My past: reminiscences of the courts of Austria and Bavaria; together with the true story of the events leading up to the tragic death of Rudolph, crown prince of Austria

A weathered biography over 100 years old provides detail about Marie’s life as a Baroness and Countess in the heyday of Austrian royalty. Most of the beginning details her devotion to her aunt, the Empress, who pulls her into court society (and gets her to marry a cardboard shrub of a man, George Larisch, so that Marie can spend time with the Empress, but George has other ideas). She frequently travels to Vienna for shopping expeditions and continues to spend time with her powerful aunt until she is pulled into the Crown Prince’s love affair with Baroness Mary Vetsera. The ultimate end of the affair is murder/suicide, known as the Mayerling Incident, leaving the Crown Prince dead and the crown’s heir falling to the infamous Franz Ferdinand whose assassination was the first domino in setting off WWI. Some interesting bits about court life and the Empress’s obsession with maintaining a youthful figure, by wrapping wet towels around her waist while she slept, poultices of strawberries while in season, wearing a night mask lined with raw veal, taking baths in olive oil and drinking horrible concoctions of egg whites mixed with salt. Her shampoo (once a month) was raw eggs and brandy, rinsed with disinfectant.

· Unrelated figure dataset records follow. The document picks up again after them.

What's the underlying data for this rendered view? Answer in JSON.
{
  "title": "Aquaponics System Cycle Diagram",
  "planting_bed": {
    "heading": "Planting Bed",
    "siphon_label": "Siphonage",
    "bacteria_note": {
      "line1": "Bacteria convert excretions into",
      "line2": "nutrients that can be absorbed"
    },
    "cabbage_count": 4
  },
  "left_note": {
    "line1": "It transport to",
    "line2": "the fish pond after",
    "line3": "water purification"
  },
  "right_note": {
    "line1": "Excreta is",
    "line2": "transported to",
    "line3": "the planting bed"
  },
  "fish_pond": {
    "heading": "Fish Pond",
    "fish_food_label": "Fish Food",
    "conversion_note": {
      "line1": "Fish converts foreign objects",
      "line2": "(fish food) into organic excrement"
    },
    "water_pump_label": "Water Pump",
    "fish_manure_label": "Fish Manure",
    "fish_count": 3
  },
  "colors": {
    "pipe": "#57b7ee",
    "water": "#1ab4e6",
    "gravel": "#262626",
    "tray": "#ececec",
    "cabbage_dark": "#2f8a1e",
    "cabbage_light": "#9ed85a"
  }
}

I was turned onto this book from the footnotes of reading that exhausting tome, The Waste Land. Apparently Eliot knew the Countess, and she is the Marie, Marie of the poem. Footnote 4 for Burial of the Dead, Bin gar. . . “I’m not Russian at all, I come from Lithuania, pure German” mentions that this episode derives from Eliot’s acquaintance with the Countess. “The countess believed in fortune-telling by cards. She was murdered at Lake Leman (see line 182).” – INCORRECT. Line 182 “By the waters of Leman I sat down and wept… ” is a riff on Psalms 137 “By the waters of Babylon there we sat down and wept”. Despite the note, I find no corroboration that she was murdered. Her Wikipedia entry notes this source as saying she died in poverty in 1940. Her own memoirs note a few significant drownings, that of the woman who waits for her son to come home after drowning seven years ago and that of King Ludwig II (who Marie claims is holding his doctor underwater for another murder-suicide). Lac Leman (known to us as Lake Geneva) was where Eliot was hanging out and writing the poem.